Before Habib's, Middle Eastern cuisine, despite being popular, was not readily available and the prices were usually high. The repressed demand was strong and people queued in front of the restaurant almost since the first day. Catering for this demand, Habib's soon started to grow and became one of Brazil's most thriving businesses.
[edit] Business model
Habib's serves popular Middle Eastern dishes, like tabouleh, kibbeh or sfiha, along with Brazilian sandwiches like bauru or beirute. Prices are usually low and they boast having the fastest fast-food service. In São Paulo they advertise that orders by phone not delivered in less than 28 minutes will not be charged.

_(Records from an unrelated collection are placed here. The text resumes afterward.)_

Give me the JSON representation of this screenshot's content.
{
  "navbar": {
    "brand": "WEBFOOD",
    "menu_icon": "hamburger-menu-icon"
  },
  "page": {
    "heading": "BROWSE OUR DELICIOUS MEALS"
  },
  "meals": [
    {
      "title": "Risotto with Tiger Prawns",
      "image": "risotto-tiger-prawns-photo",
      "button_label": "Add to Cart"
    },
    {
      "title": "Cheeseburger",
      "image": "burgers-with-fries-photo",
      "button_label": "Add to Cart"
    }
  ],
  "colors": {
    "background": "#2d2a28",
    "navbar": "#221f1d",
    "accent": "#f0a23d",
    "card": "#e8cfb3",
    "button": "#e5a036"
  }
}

About 45% of the 260 Habib's restaurants are owned by the founder, the others are operated in franchising.
The most popular Habib's products at Habib's are the sfiha (a small, round flatbread topped with minced beef or cheese) and the kibbeh (a croquette of beef shaped like a rugby ball with either an olive or some catupiry cheese inside).
Besides the cheap snacks, various set menus are available, ranging from a full Middle Eastern meal to a combination of sfihas, kibbeh, french fries and freshly-squeezed fruit juice. Unusual for fast-food restaurants, a waiter takes your order at the table, while knives and forks are always provided.
[edit] Competition
Low prices and wide options are important because in the highly competitive Brazilian food market where one can find, in addition to traditional restaurants and fast food chains, snack bars serving meaty eats, churrascarias, street vendors selling snacks or hot-dogs, and, most of all, the ubiquitous self-service restaurants where one serves oneself freely from dozens of options and pays after the weight of the plate (the latter type is especially popular and low-priced, usually with clean and nutritious food).
In such a market, Habib's is set apart by its attention to the customer, low price, high quality (though the quality of the sfihas, which are the cheapest item on the menu, is often cast in doubt by popular opinion) and low operational cost (most Habib's restaurants operate in smaller and less expensive locations than, for instance, McDonald's). Another differential is Habib's careful attention to cultural details: they provide dishes, knives and forks because Brazilians dread picking the food with the hands and, therefore, fast-food restaurants are seen as unpolite — a blemish that Habib's knives and forks are weapons intended to avoid.
[edit] International expansion
Habib's has been probing the foreign market for quite some time, and attempts to set up stores across Mexico were made in 2001. Reportedly the September 11 terrorist attacks were a major setback, and dissuaded the company from investing in locations in the United States.